Reassurances are being sought from the Government by one of the UK’s infant feeding organisations on the future availability and affordability of baby milk post-Brexit.
Cheshire-based Sarah Norris, expert maternity consultant and co-founder of infant feeding organisation Feed, said there were growing concerns among parents and professionals alike about the impact of Brexit – whatever form this may now take – on the supply and future cost of infant formula.
Health ministers have already ordered the stockpiling of baby milk to avoid potential shortages of infant milk but Miss Norris, from High Legh near Knutsford, said prolonged uncertainty and lack of clarity over Brexit was deepening concerns over the future availability and potential rising costs of formula milk.
Around 80 per cent of infant baby milk imported into the UK comes from Europe.
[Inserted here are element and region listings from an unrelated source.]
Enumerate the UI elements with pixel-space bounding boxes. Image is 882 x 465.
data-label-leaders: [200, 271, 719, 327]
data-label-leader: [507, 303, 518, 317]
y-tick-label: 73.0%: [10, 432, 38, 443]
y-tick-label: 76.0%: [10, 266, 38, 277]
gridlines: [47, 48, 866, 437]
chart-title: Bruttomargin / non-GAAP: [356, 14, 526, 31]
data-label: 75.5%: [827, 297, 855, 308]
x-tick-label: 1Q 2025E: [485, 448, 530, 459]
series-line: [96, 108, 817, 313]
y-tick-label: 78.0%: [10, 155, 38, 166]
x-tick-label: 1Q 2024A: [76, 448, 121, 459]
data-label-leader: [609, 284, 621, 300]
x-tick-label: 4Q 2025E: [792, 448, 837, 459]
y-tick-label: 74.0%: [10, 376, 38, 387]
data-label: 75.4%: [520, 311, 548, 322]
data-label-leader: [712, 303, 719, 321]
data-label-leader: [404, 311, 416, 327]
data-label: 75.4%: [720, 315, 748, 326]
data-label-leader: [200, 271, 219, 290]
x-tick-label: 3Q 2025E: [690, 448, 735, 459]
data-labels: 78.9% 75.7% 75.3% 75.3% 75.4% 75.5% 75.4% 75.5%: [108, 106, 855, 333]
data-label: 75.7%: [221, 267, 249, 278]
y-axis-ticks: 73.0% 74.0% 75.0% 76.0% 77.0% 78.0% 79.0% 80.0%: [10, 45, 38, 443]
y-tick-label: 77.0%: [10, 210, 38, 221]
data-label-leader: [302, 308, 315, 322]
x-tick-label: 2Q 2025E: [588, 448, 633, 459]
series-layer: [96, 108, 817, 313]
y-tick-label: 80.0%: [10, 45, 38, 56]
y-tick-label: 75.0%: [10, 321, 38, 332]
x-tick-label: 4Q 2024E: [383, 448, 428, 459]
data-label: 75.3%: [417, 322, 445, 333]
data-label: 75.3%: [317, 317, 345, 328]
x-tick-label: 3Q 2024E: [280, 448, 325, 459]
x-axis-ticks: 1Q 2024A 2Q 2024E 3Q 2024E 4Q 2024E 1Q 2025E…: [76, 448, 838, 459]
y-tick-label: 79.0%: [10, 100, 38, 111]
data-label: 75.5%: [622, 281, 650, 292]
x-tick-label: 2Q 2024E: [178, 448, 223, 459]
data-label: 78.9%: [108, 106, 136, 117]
The Government has said it is working with suppliers and manufacturers to make sure supply continues but recent events surrounding Brexit has prompted doubts among some professionals.
Miss Norris, author of ‘The Baby Detective’, said: “Even if supplies of formula milk are not affected, there is a wider issue around the economic and logistical problems caused by Brexit.
“One of the biggest worries is that prices will be inflated and this will place extra pressure on those families who are already struggling.
“With Brexit now delayed, parents are becoming concerned as to whether the Government can now deliver on the promises made late last year.
“What we really need is some reassurance from the Government, suppliers and manufacturers that they will not only safeguard the supply of infant milk but will also ensure the price will not rise regardless of how the UK ends up exiting the EU.
“This is critical to ensuring the health of babies and vital to making sure families thrive.”
Miss Norris co-founded infant feeding charity Feed several months ago with fellow infant feeding advocates Kate Wishart, Rosie McNee, Stephanie Maia and Erin Williams.
The organisation does not promote or prioritise one method of infant feeding over another and instead provides science-based and compassionate information and advice to all families, regardless of how they feed their babies.
Previous attempts by members of the group to seek reassurance from Government ministers on the availability and affordability of infant formula in the UK following Brexit were ignored.
Feed has now written to Mr Hancock for a second time to seek reassurances on behalf of the parents it supports.
Feed also plan to lobby supermarkets producers of British baby milk to request a price freeze on infant formula products.